There are so many other things I didn’t see yesterday. But, even if we
now have solutions to all the problems, we don’t also have all the
resources to fix them but I think that in the sense that people feel
that if they ask, government will respond, then we are on the way. The
most prosperous nations still have disgruntled and un-served citizens
and that’s why I feel more comfortable with the concept of an action
government than an action governor because government is institutional.
You don’t need to know me, you don’t need to see me. Even if we can’t
serve you, somebody can say to you, ‘we have received your complaints,
we will come to it.’ And there is a feel-good factor there that somebody
has spoken to me very politely and those are the things we try to
continuously promote. But again, on our help lines, what do we get?
Sometimes, they are used for purposes for which they are not designed.
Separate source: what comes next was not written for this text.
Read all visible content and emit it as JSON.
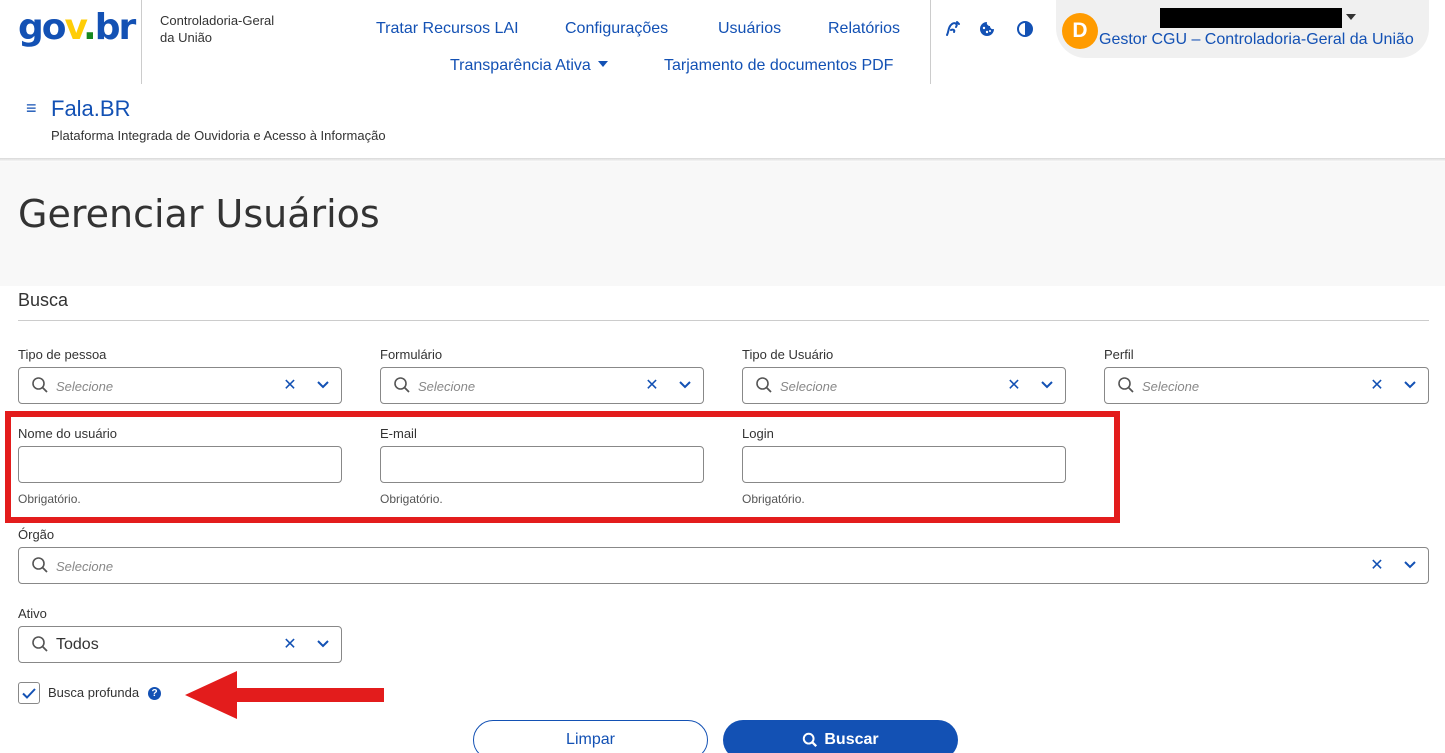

So, again there is need for all of us to restrain ourselves; to moderate
our expectations .
When Asiwaju Bola Ahmed Tinubu invited you into his administration,
did it ever occur to you that you will stay this long in government and
public service?
No. In fact, I remember as I joined in 2002, the campaigns for the
re-election were rife and after re-election, he was reconstituting his
cabinet. Myself as Chief of Staff, the SSG and Head of Service were the
only few people that remained after the end of the first term and there
was a lot of horse trading about who and who was going to be in the new
cabinet.
I recall one night I was at the club and one of my friends just rushed
in and said “You are just sitting down here; they are already
constituting the new cabinet and your name is not on it.” And I said
“So, what’s your problem?” He said “but you just spent nine months.” I
said that was a momentous privilege and that if the governor felt that
he wanted to change his chief of staff, I would go and thank him for
giving me the opportunity to serve for a few months and get on with my
life. So, that was my attitude because being his chief of staff
wasn’t fun. Before I was chief of staff, if it rained, I slept more but
once I got into government, the rain meant a different thing to me.